The report contains xeroxes of documents showing that Gennady Zyuganov, head of the Russian Communist Party, received oil allocations totaling 121.5 million barrels. One letter from Zyuganov shows he was monitoring allocations to an outfit called the Foundation of Friendship with Peoples of Arab States, and asked why a decrease in its allocation had not been “discussed during meetings with you and during my numerous contacts with the Ambassador of Iraq to Russia.”
The Russian government says many documents in Iraqi files are forgeries. Zyuganov denies any involvement, and claims that the entire report is a plot by the CIA to discredit Russia. Possibly the Left front thinks the same. Yet it is simply not credible that the CIA would hatch a plot to defame Natwar Singh and the Congress Party at a time when George Bush is trying to boost Indo-US relations. Besides, this is a UN Committee, not an American one, and its members are financial experts with impeccable global credentials. They have gone through Iraqi files and named thousands of companies and persons of countries across the globe, including American, British and French multinationals.
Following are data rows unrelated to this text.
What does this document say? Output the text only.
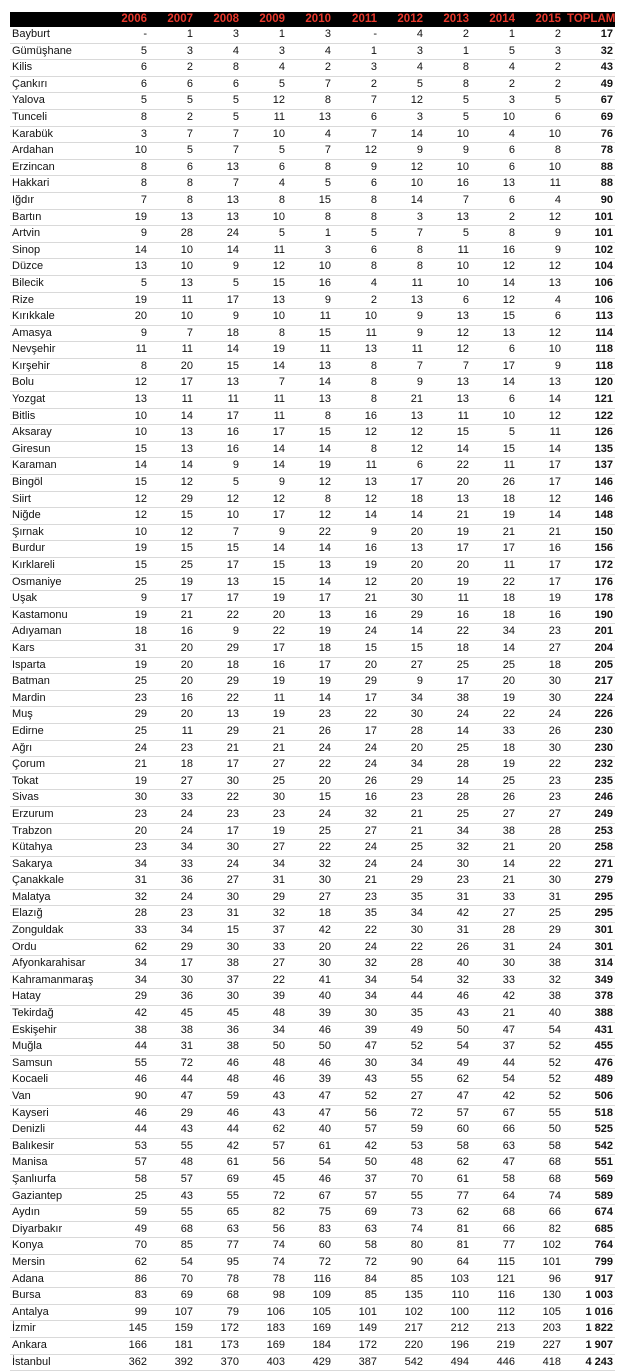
	2006	2007	2008	2009	2010	2011	2012	2013	2014	2015	TOPLAM
Bayburt	-	1	3	1	3	-	4	2	1	2	17
Gümüşhane	5	3	4	3	4	1	3	1	5	3	32
Kilis	6	2	8	4	2	3	4	8	4	2	43
Çankırı	6	6	6	5	7	2	5	8	2	2	49
Yalova	5	5	5	12	8	7	12	5	3	5	67
Tunceli	8	2	5	11	13	6	3	5	10	6	69
Karabük	3	7	7	10	4	7	14	10	4	10	76
Ardahan	10	5	7	5	7	12	9	9	6	8	78
Erzincan	8	6	13	6	8	9	12	10	6	10	88
Hakkari	8	8	7	4	5	6	10	16	13	11	88
Iğdır	7	8	13	8	15	8	14	7	6	4	90
Bartın	19	13	13	10	8	8	3	13	2	12	101
Artvin	9	28	24	5	1	5	7	5	8	9	101
Sinop	14	10	14	11	3	6	8	11	16	9	102
Düzce	13	10	9	12	10	8	8	10	12	12	104
Bilecik	5	13	5	15	16	4	11	10	14	13	106
Rize	19	11	17	13	9	2	13	6	12	4	106
Kırıkkale	20	10	9	10	11	10	9	13	15	6	113
Amasya	9	7	18	8	15	11	9	12	13	12	114
Nevşehir	11	11	14	19	11	13	11	12	6	10	118
Kırşehir	8	20	15	14	13	8	7	7	17	9	118
Bolu	12	17	13	7	14	8	9	13	14	13	120
Yozgat	13	11	11	11	13	8	21	13	6	14	121
Bitlis	10	14	17	11	8	16	13	11	10	12	122
Aksaray	10	13	16	17	15	12	12	15	5	11	126
Giresun	15	13	16	14	14	8	12	14	15	14	135
Karaman	14	14	9	14	19	11	6	22	11	17	137
Bingöl	15	12	5	9	12	13	17	20	26	17	146
Siirt	12	29	12	12	8	12	18	13	18	12	146
Niğde	12	15	10	17	12	14	14	21	19	14	148
Şırnak	10	12	7	9	22	9	20	19	21	21	150
Burdur	19	15	15	14	14	16	13	17	17	16	156
Kırklareli	15	25	17	15	13	19	20	20	11	17	172
Osmaniye	25	19	13	15	14	12	20	19	22	17	176
Uşak	9	17	17	19	17	21	30	11	18	19	178
Kastamonu	19	21	22	20	13	16	29	16	18	16	190
Adıyaman	18	16	9	22	19	24	14	22	34	23	201
Kars	31	20	29	17	18	15	15	18	14	27	204
Isparta	19	20	18	16	17	20	27	25	25	18	205
Batman	25	20	29	19	19	29	9	17	20	30	217
Mardin	23	16	22	11	14	17	34	38	19	30	224
Muş	29	20	13	19	23	22	30	24	22	24	226
Edirne	25	11	29	21	26	17	28	14	33	26	230
Ağrı	24	23	21	21	24	24	20	25	18	30	230
Çorum	21	18	17	27	22	24	34	28	19	22	232
Tokat	19	27	30	25	20	26	29	14	25	23	235
Sivas	30	33	22	30	15	16	23	28	26	23	246
Erzurum	23	24	23	23	24	32	21	25	27	27	249
Trabzon	20	24	17	19	25	27	21	34	38	28	253
Kütahya	23	34	30	27	22	24	25	32	21	20	258
Sakarya	34	33	24	34	32	24	24	30	14	22	271
Çanakkale	31	36	27	31	30	21	29	23	21	30	279
Malatya	32	24	30	29	27	23	35	31	33	31	295
Elazığ	28	23	31	32	18	35	34	42	27	25	295
Zonguldak	33	34	15	37	42	22	30	31	28	29	301
Ordu	62	29	30	33	20	24	22	26	31	24	301
Afyonkarahisar	34	17	38	27	30	32	28	40	30	38	314
Kahramanmaraş	34	30	37	22	41	34	54	32	33	32	349
Hatay	29	36	30	39	40	34	44	46	42	38	378
Tekirdağ	42	45	45	48	39	30	35	43	21	40	388
Eskişehir	38	38	36	34	46	39	49	50	47	54	431
Muğla	44	31	38	50	50	47	52	54	37	52	455
Samsun	55	72	46	48	46	30	34	49	44	52	476
Kocaeli	46	44	48	46	39	43	55	62	54	52	489
Van	90	47	59	43	47	52	27	47	42	52	506
Kayseri	46	29	46	43	47	56	72	57	67	55	518
Denizli	44	43	44	62	40	57	59	60	66	50	525
Balıkesir	53	55	42	57	61	42	53	58	63	58	542
Manisa	57	48	61	56	54	50	48	62	47	68	551
Şanlıurfa	58	57	69	45	46	37	70	61	58	68	569
Gaziantep	25	43	55	72	67	57	55	77	64	74	589
Aydın	59	55	65	82	75	69	73	62	68	66	674
Diyarbakır	49	68	63	56	83	63	74	81	66	82	685
Konya	70	85	77	74	60	58	80	81	77	102	764
Mersin	62	54	95	74	72	72	90	64	115	101	799
Adana	86	70	78	78	116	84	85	103	121	96	917
Bursa	83	69	68	98	109	85	135	110	116	130	1 003
Antalya	99	107	79	106	105	101	102	100	112	105	1 016
İzmir	145	159	172	183	169	149	217	212	213	203	1 822
Ankara	166	181	173	169	184	172	220	196	219	227	1 907
İstanbul	362	392	370	403	429	387	542	494	446	418	4 243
Allocations also went to Vladmir Zhirnovsky, head of the Liberal Democratic Party and currently Deputy Chairman of the Russian Parliament. Zhirinovsky neglected to pay kickbacks of $ 5.1 million in full, and had allocations cut off. So he offered to pay by giving Iraq a building in the centre of Moscow!
Lukoil, a big Russian company, got 93.4 million barrels, and paid over a million dollars in kickbacks.
Iraqi files show that Alexander Voloshin, Chief of Staff in the Administration of the President Putin, was allotted 4.3 m barrels. Voloshin denies this, and says his signature forged. The Committee agrees that his signature does not match the one in Iraqi files. This impartial finding gives credibility to its other findings. But it also shows that forgeries did occur, so everybody named should not be assumed guilty.
George Galloway, a British MP who campaigned to rescind sanctions against Iraq, got allocations of 18 million barrels. Jean Bernard Merimee, a former French Representative in the UN, and Charles Pasqua, former French Minister of the Interior, got oil allocations. So did Roberto Formiogoni, President of the Lombardy Region in Italy.
There is no space to list more names. But the key point is that Saddam was attempting to buy influence with oil. And many countries favoured with oil allocations did indeed oppose the US invasion. Some will say this is mere co-incidence. Others will say that money talks.
In any event we have a new insight into international relations. What the left calls “independent foreign policy” might also be translated as “bought by Saddam.”